Key insights and market outlook
Bank Indonesia (BI) akan melanjutkan kebijakan makroprudensial longgar di 2026, dengan target pertumbuhan kredit 8-12% melalui insentif Rp423 triliun mulai Desember 2025. Gubernur BI Perry Warjiyo mengumumkan bahwa bank akan menerima insentif likuiditas untuk menurunkan suku bunga lebih cepat. Kebijakan ini bertujuan mendorong pertumbuhan kredit, terutama di sektor yang diprioritaskan pemerintah.
Bank Indonesia (BI) berencana melanjutkan kebijakan makroprudensial longgar sepanjang 2026, dengan target pertumbuhan kredit antara 8% hingga 12% di tahun mendatang. Untuk mencapai target ini, BI akan meluncurkan program insentif senilai Rp423 triliun yang efektif mulai Desember 2025.

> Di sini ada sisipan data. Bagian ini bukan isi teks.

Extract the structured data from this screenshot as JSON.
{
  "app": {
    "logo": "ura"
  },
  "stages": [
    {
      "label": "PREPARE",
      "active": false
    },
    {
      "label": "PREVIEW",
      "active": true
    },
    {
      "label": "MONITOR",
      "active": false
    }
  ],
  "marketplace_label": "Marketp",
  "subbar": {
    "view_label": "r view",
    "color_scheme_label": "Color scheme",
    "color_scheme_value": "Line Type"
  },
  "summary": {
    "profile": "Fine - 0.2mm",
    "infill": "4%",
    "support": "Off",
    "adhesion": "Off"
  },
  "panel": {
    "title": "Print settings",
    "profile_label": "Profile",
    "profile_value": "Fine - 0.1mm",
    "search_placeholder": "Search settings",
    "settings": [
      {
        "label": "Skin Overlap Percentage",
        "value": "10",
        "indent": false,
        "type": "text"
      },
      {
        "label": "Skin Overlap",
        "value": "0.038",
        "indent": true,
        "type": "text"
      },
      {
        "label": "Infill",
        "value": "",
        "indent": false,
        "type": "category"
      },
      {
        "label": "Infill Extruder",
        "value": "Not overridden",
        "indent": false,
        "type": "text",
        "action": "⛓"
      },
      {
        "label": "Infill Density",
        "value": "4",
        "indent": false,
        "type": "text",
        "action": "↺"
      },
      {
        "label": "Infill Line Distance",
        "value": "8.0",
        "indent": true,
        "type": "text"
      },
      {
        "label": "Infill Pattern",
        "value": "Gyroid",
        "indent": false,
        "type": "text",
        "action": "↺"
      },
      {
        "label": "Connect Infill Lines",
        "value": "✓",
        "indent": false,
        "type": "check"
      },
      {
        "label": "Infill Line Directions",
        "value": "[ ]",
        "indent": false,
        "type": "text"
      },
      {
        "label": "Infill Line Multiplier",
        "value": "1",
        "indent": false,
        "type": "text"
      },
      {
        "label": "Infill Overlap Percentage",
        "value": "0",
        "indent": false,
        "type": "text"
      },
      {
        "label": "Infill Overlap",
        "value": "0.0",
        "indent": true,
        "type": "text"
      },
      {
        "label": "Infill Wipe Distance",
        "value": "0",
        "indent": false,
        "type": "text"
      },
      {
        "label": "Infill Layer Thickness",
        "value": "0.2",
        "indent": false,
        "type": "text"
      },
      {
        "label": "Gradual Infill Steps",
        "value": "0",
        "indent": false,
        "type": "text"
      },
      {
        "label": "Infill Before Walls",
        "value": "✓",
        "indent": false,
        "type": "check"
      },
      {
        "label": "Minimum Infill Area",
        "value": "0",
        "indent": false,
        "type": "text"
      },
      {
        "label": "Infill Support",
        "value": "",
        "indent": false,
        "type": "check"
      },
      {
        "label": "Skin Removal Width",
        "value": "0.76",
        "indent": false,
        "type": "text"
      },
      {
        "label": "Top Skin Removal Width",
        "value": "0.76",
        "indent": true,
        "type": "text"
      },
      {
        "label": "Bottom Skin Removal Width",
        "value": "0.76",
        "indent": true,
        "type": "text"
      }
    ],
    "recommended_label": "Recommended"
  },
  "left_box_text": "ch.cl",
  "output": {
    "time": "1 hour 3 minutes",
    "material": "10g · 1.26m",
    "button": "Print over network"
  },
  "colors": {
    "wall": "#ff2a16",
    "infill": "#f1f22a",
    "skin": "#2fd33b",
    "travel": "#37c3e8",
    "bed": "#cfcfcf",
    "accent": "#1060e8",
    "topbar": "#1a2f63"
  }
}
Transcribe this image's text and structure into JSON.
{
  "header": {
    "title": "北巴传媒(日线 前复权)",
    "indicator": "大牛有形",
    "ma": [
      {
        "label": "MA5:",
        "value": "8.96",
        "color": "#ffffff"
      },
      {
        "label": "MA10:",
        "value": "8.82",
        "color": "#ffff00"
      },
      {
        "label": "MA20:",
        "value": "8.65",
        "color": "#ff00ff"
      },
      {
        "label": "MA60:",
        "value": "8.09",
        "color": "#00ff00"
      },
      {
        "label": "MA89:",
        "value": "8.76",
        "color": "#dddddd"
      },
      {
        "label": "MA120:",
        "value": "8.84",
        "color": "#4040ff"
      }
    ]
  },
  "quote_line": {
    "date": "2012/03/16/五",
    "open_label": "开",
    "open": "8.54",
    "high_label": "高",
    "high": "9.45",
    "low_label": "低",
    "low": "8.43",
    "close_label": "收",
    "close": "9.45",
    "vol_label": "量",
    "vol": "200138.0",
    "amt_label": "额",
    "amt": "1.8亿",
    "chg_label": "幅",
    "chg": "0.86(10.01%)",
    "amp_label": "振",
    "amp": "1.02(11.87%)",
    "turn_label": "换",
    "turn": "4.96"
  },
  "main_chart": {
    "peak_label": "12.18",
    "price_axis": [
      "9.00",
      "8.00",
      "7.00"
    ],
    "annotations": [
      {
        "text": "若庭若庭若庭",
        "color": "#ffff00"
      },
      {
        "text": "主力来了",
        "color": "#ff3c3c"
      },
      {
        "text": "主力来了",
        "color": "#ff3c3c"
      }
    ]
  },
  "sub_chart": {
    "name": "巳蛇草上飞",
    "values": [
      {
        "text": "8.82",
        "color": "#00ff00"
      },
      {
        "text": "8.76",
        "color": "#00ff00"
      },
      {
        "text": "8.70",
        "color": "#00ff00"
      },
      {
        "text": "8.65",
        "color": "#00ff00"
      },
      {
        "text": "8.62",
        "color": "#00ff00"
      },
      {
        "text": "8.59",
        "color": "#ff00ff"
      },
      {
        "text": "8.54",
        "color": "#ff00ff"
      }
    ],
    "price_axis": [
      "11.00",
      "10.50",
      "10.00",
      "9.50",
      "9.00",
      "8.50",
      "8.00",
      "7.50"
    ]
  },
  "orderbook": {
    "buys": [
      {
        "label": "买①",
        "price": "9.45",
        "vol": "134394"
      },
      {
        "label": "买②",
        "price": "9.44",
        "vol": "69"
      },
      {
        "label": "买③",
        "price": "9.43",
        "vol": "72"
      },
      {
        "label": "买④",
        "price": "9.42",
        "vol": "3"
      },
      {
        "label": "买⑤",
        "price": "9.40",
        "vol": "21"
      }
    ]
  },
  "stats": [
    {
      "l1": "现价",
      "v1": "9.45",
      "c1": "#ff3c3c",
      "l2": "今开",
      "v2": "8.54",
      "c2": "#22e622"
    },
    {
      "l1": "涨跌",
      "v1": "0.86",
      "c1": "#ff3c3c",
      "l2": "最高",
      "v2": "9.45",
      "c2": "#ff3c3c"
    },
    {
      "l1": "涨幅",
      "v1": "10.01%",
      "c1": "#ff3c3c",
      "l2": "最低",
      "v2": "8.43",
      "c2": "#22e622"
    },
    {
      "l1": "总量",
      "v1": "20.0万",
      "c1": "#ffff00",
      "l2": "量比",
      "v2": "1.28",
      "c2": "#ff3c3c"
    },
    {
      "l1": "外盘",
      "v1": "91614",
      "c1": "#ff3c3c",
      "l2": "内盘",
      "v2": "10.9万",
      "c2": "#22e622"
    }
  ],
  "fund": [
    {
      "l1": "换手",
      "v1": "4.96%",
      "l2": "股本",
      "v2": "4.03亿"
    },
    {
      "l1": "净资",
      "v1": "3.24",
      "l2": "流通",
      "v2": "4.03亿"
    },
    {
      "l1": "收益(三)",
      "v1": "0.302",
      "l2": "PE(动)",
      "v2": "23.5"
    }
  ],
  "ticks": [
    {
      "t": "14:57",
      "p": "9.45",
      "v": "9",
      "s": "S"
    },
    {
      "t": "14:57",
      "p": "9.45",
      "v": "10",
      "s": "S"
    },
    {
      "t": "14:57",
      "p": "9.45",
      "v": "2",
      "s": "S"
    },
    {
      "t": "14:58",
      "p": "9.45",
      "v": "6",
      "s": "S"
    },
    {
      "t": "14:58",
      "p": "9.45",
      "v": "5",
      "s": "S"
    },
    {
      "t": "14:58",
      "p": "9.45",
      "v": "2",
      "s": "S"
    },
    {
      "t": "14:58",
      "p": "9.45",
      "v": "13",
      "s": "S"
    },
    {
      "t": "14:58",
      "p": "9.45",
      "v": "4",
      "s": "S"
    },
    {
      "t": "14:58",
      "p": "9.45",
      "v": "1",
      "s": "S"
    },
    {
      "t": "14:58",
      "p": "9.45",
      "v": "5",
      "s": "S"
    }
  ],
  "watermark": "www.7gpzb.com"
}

Program insentif ini dirancang untuk mendorong bank-bank menurunkan suku bunga pinjaman lebih cepat. Gubernur BI Perry Warjiyo menjelaskan bahwa bank yang menunjukkan penurunan suku bunga lebih cepat akan menerima insentif likuiditas makroprudensial. Langkah strategis ini merupakan bagian dari upaya BI untuk merangsang aktivitas ekonomi melalui peningkatan ketersediaan kredit.
Keputusan ini diumumkan pada Pertemuan Tahunan Bank Indonesia (PTBI) tanggal 28 November 2025, yang dihadiri oleh Presiden Prabowo Subianto. Warjiyo menekankan bahwa insentif likuiditas makroprudensial akan difokuskan untuk mendorong pertumbuhan kredit di sektor-sektor strategis pemerintah. Implementasi segera di Desember 2025 menandai percepatan program insentif.
Selain inisiatif pertumbuhan kredit, BI sebagai bagian dari Komite Stabilitas Sistem Keuangan (KSSK) akan bekerja sama dengan regulator keuangan lainnya termasuk Kementerian Keuangan, Otoritas Jasa Keuangan (OJK), dan Lembaga Penjamin Simpanan (LPS) untuk memperkuat pengawasan sistem keuangan dan menjaga stabilitas. Pendekatan terkoordinasi ini bertujuan untuk merangsang pertumbuhan kredit sekaligus memastikan stabilitas keseluruhan sistem keuangan.
Pengenalan program insentif yang substansial ini diharapkan berdampak positif pada aktivitas pinjaman di sektor perbankan. Dengan memberikan insentif keuangan bagi bank untuk menurunkan suku bunga, BI bertujuan membuat kredit lebih mudah diakses dan terjangkau bagi bisnis dan konsumen, yang berpotensi meningkatkan aktivitas ekonomi dalam jangka pendek hingga menengah.